I'm not sure how feasible it would be to write such an FxCop rule or build such a tool but the idea of packaging up best practice guidance such as this in tools is appealing. I'd be interested in hearing about other best practices that people follow when building services and to learn about ways in which people ensure that those best practices are followed.
Comments
- Anonymous
August 30, 2005
Isn´t it one of the major principles of soa, that services should always be stateless? Therefore: different calls of a service operation should not depend on each other. If there´s state (and I think there´s always some kind of state) the database is the right place for it. The interface of the service operation should care that it contains all the parameters that are necessary to access the state. If there´s a situation where different operations depend on a common session state, try to encapsulate them in a (coarser grained) service. - Anonymous
September 04, 2005
Also (in addition to Harry's comment)
isn't AddAlbum and (event more so)GetNumberOfAlbums too chatty for a Service interface? - Anonymous
September 04, 2005
Having state or not having state is more of an implementation decision than a contract decision.

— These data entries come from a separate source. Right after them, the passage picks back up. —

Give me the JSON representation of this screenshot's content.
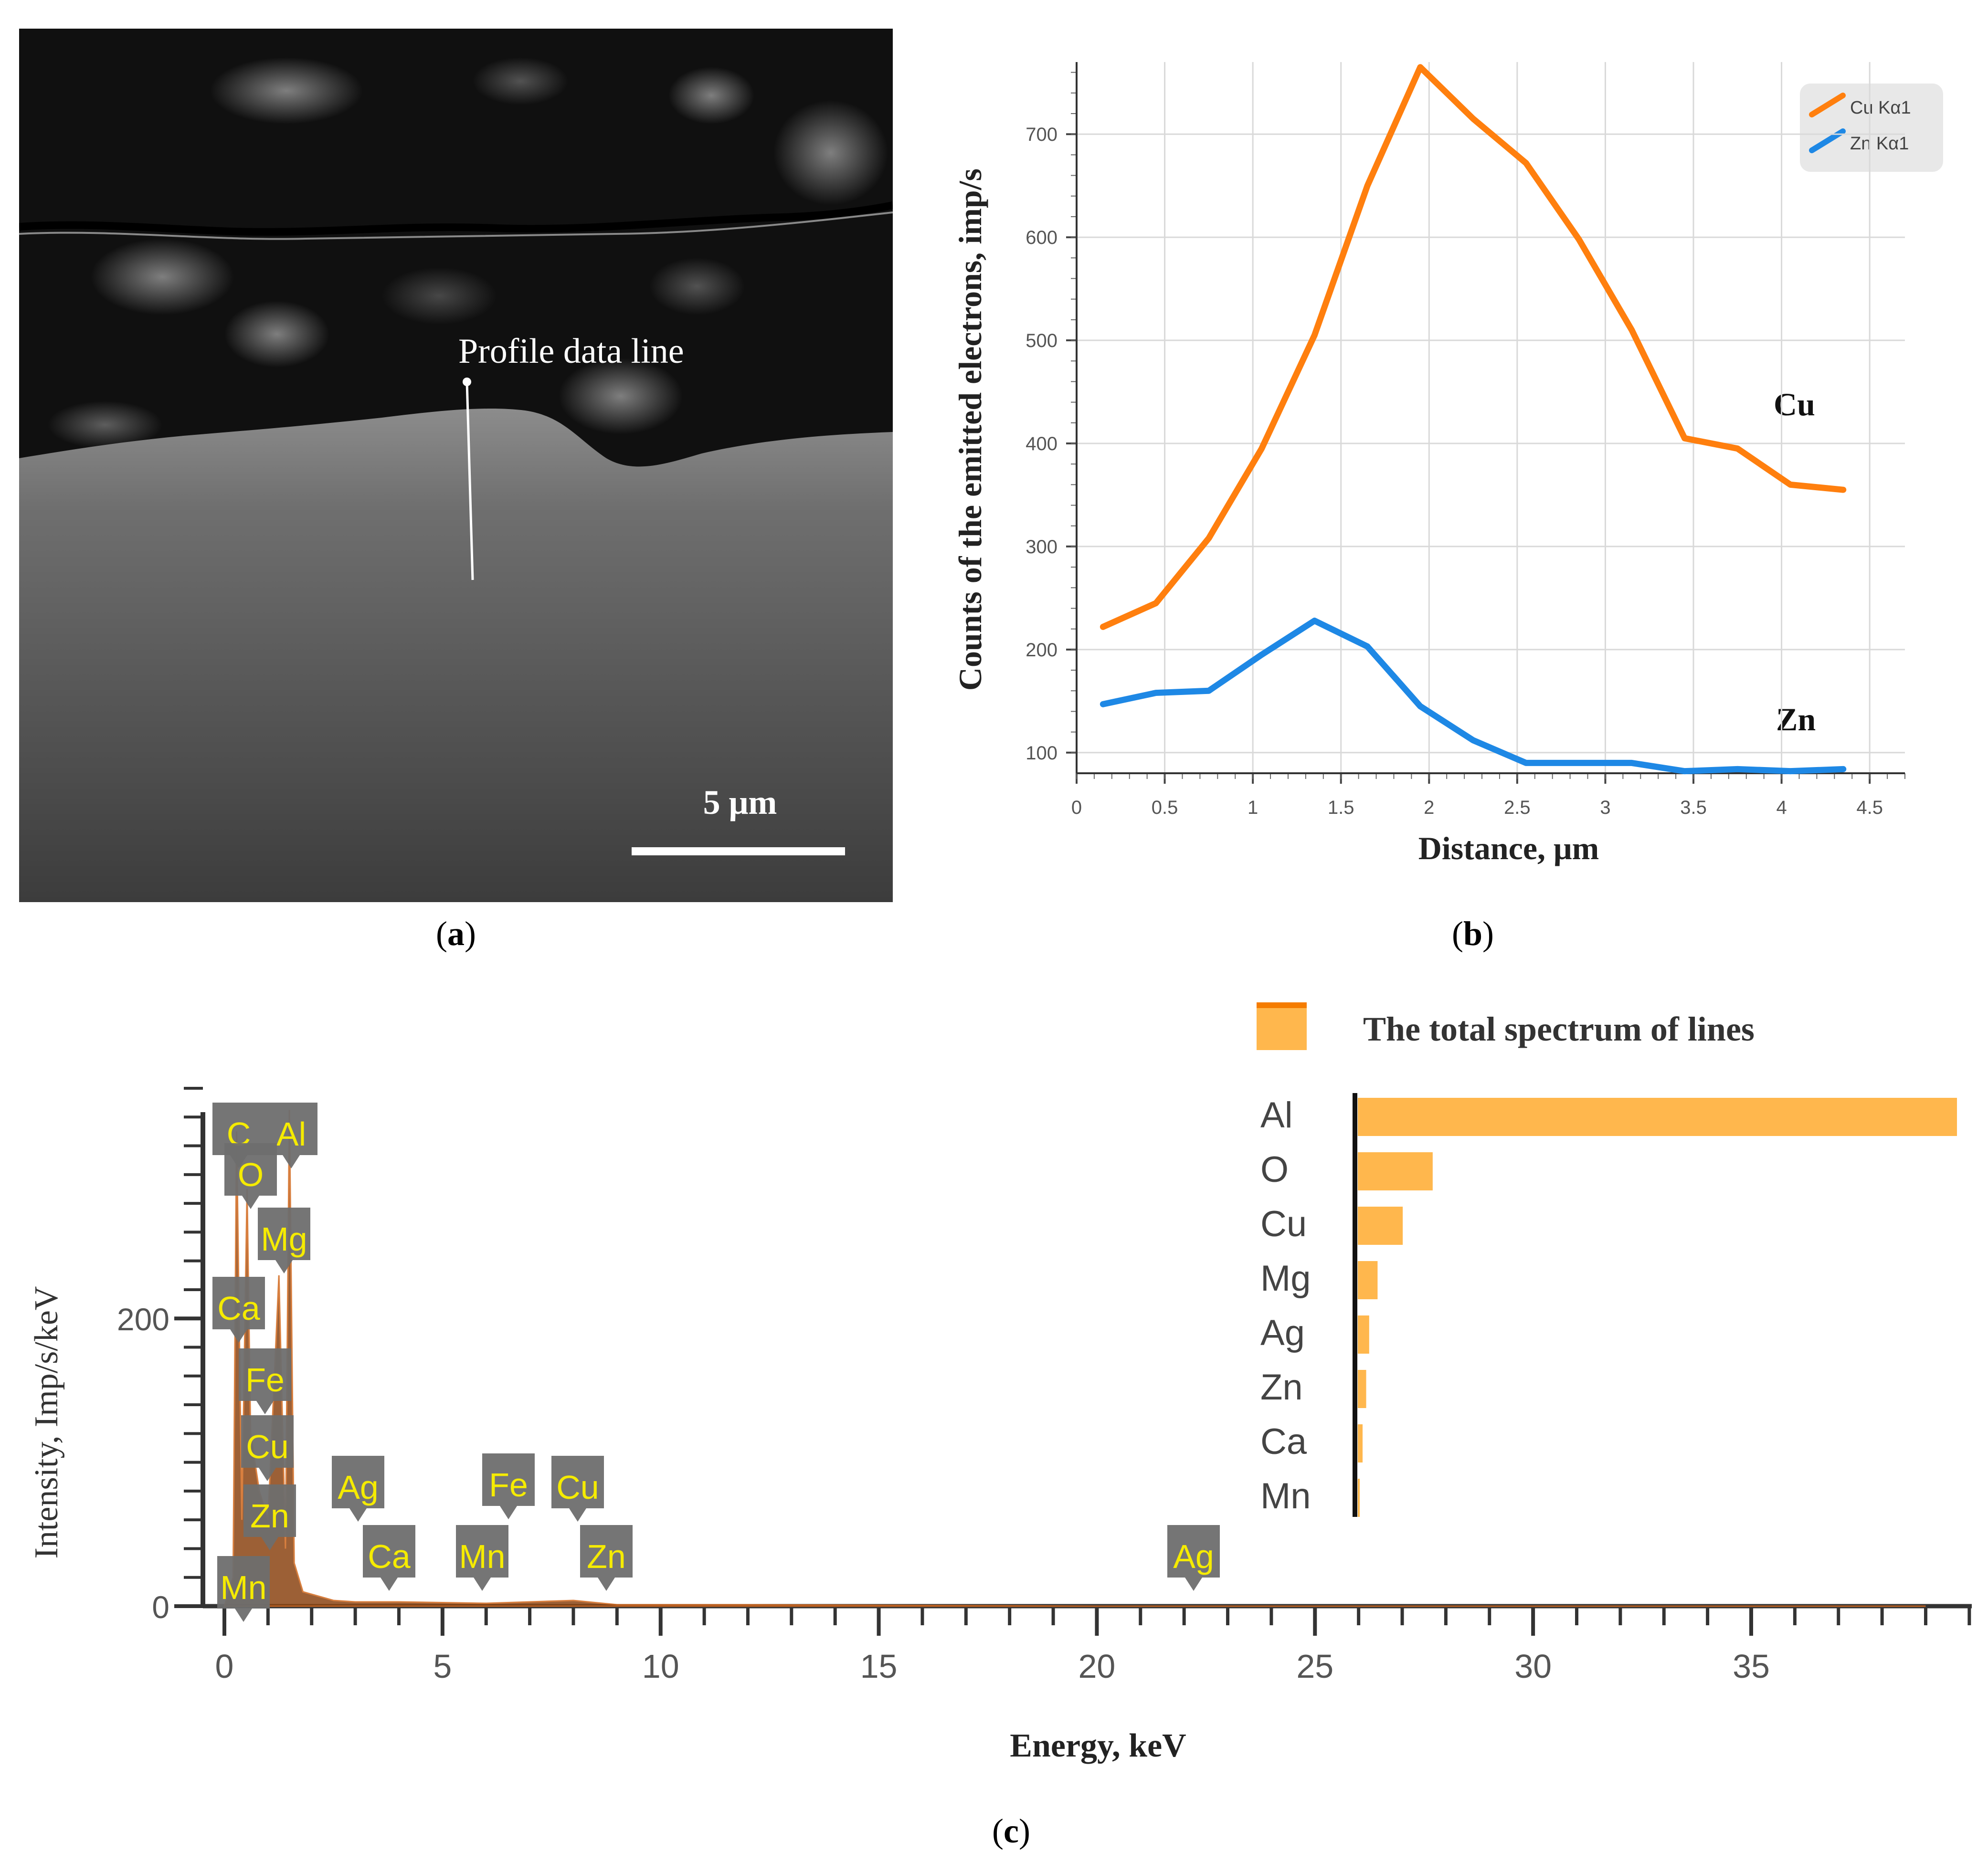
{
  "figure": {
    "panel_a": {
      "caption_letter": "a",
      "profile_label": "Profile data line",
      "scale_bar_label": "5 μm"
    },
    "panel_b": {
      "caption_letter": "b",
      "annotation_cu": "Cu",
      "annotation_zn": "Zn"
    },
    "panel_c": {
      "caption_letter": "c",
      "legend_title": "The total spectrum of lines",
      "peak_labels": [
        "C",
        "Al",
        "O",
        "Mg",
        "Ca",
        "Fe",
        "Cu",
        "Zn",
        "Mn",
        "Ag",
        "Ca",
        "Mn",
        "Fe",
        "Cu",
        "Zn",
        "Ag"
      ]
    }
  },
  "colors": {
    "cu_line": "#FF7F0E",
    "zn_line": "#1E88E5",
    "bar": "#FFB74D",
    "label_bg": "#6E6E6E",
    "label_text": "#F5EB00",
    "sem_dark": "#101010"
  },
  "chart_data": [
    {
      "type": "line",
      "title": "",
      "xlabel": "Distance, μm",
      "ylabel": "Counts of the emitted electrons, imp/s",
      "xlim": [
        0,
        4.7
      ],
      "ylim": [
        80,
        770
      ],
      "x_ticks": [
        "0",
        "0.5",
        "1",
        "1.5",
        "2",
        "2.5",
        "3",
        "3.5",
        "4",
        "4.5"
      ],
      "y_ticks": [
        "100",
        "200",
        "300",
        "400",
        "500",
        "600",
        "700"
      ],
      "grid": true,
      "legend_position": "top-right",
      "series": [
        {
          "name": "Cu Kα1",
          "x": [
            0.15,
            0.45,
            0.75,
            1.05,
            1.35,
            1.65,
            1.95,
            2.25,
            2.55,
            2.85,
            3.15,
            3.45,
            3.75,
            4.05,
            4.35
          ],
          "values": [
            222,
            245,
            308,
            395,
            505,
            650,
            765,
            715,
            672,
            598,
            510,
            405,
            395,
            360,
            355
          ]
        },
        {
          "name": "Zn Kα1",
          "x": [
            0.15,
            0.45,
            0.75,
            1.05,
            1.35,
            1.65,
            1.95,
            2.25,
            2.55,
            2.85,
            3.15,
            3.45,
            3.75,
            4.05,
            4.35
          ],
          "values": [
            147,
            158,
            160,
            195,
            228,
            203,
            145,
            112,
            90,
            90,
            90,
            82,
            84,
            82,
            84
          ]
        }
      ]
    },
    {
      "type": "line",
      "title": "",
      "xlabel": "Energy, keV",
      "ylabel": "Intensity, Imp/s/keV",
      "xlim": [
        -0.5,
        40
      ],
      "ylim": [
        0,
        360
      ],
      "x_ticks": [
        "0",
        "5",
        "10",
        "15",
        "20",
        "25",
        "30",
        "35"
      ],
      "y_ticks": [
        "0",
        "200"
      ],
      "series": [
        {
          "name": "Spectrum",
          "x": [
            0,
            0.2,
            0.28,
            0.4,
            0.52,
            0.6,
            0.8,
            1.0,
            1.25,
            1.4,
            1.49,
            1.6,
            1.8,
            2.5,
            3.0,
            4.0,
            6.0,
            8.0,
            9.0,
            12,
            20,
            25,
            39
          ],
          "values": [
            0,
            20,
            330,
            60,
            290,
            120,
            80,
            60,
            230,
            40,
            345,
            30,
            10,
            4,
            3,
            3,
            2,
            4,
            1,
            1,
            0,
            0,
            0
          ]
        }
      ]
    },
    {
      "type": "bar",
      "title": "The total spectrum of lines",
      "categories": [
        "Al",
        "O",
        "Cu",
        "Mg",
        "Ag",
        "Zn",
        "Ca",
        "Mn"
      ],
      "values": [
        100,
        12.5,
        7.5,
        3.3,
        1.9,
        1.4,
        0.8,
        0.2
      ]
    }
  ]
}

A program that consumes a service of some kind need not to assume anything about the service except the contract the use to communicate.
The sample of sending some kind of an identifier of the session to a web service can be a method that when implemented in the service can actually have state behind it of some kind. Perhaps this state will persist to a database before the method invokation returns and upon the next call (which can get to a different service) will retrieve the state and continue from there on.
You see, this is all about implementation and there is no need for the application consuming the service to assume anything but the contract.
Of course, this doesn't solve the problem of how to build a contract in a right manner that will enable you to switch (if necessary) between a stateful service (of any kind) and a stateless one.